DISCREPANCY BETWEEN SURVEYS
In evaluating the potential sources of the apparent discrepancy between the federal reports of spending on R&D and the reports of performers of R&D, the panel concludes that much of the discrepancy is caused by the use of improper metrics. The panel recommends that future comparisons of federal funding and performer expenditures be based on outlays versus expenditures, not obligations versus expenditures (Recommendation 7.1). However, the discrepancy can be an early and important sign of problems in one or more of the surveys. The panel’s recommendation is that a reconciliation of the estimates of federal outlays for R&D and performer expenditures be conducted by NSF on an annual basis (Recommendation 7.2).
SURVEY ADMINISTRATION AND MANAGEMENT
The panel makes several recommendations concerning the administrative and management functions of NSF with regard to the surveys.
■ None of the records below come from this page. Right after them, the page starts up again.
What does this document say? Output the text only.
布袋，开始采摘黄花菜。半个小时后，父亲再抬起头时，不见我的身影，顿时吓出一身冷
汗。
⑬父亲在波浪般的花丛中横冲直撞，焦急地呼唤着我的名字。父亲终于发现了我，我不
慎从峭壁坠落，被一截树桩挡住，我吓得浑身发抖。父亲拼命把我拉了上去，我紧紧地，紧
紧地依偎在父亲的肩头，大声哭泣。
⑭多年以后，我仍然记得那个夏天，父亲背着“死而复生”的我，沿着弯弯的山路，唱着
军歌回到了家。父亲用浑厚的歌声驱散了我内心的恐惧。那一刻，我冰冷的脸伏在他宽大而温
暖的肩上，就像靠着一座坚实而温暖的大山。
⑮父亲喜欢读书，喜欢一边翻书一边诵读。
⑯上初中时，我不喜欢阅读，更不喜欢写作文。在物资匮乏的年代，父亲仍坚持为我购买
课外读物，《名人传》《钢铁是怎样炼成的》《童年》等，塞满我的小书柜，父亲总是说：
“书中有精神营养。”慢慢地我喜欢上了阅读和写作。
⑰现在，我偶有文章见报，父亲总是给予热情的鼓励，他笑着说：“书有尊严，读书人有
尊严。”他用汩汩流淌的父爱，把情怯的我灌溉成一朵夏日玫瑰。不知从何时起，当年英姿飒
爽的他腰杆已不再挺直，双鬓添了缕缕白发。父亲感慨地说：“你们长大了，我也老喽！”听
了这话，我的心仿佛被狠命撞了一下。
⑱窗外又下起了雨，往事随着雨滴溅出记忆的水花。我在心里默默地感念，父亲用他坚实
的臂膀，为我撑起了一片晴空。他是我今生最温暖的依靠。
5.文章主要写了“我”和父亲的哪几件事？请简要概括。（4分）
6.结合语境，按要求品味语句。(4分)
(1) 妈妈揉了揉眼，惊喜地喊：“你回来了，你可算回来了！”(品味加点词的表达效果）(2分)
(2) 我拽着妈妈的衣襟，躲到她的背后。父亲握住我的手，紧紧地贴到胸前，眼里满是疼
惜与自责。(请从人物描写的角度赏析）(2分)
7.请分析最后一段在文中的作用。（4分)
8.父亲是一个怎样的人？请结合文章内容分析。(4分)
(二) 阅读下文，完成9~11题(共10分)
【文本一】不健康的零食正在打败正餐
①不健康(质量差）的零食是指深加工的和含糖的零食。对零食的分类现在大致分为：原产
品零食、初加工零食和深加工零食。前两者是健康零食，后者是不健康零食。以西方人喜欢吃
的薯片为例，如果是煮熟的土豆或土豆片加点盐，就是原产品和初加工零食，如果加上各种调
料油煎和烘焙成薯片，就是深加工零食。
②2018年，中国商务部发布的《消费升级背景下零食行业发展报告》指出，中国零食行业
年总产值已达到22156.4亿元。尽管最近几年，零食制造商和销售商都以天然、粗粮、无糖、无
Noting that the SRS division is considered a full-fledged federal statistical agency but that it is somewhat buried in NSF, the panel nonetheless could find no compelling reason to suggest that SRS be relocated organizationally within NSF. However, we have the sense that an elevation of the visibility of the resource base for SRS would be a positive step and would serve to direct attention to the needs of the programs for sustainment and improvement.
There are several tools that NSF has in its toolbox that will help the agency gain more control over aspects of survey operations. As a start, the panel recommends that NSF, in consultation with its contractors, revise the Statistical Guidelines for Surveys and Publications to set standards for treatment of unit nonresponse and to require the computation of response rates for each item, prior to sample weighting (Recommendation 8.4).
The panel would like to note that significant progress has been made
by the Science Resources Statistics Division in fostering an environment for the improvement of data quality. We continue to be hopeful that these recent initiatives, buttressed by additional resources and supplemented by further initiatives such as those outlined in this report, will lay a basis for further improvements in the future.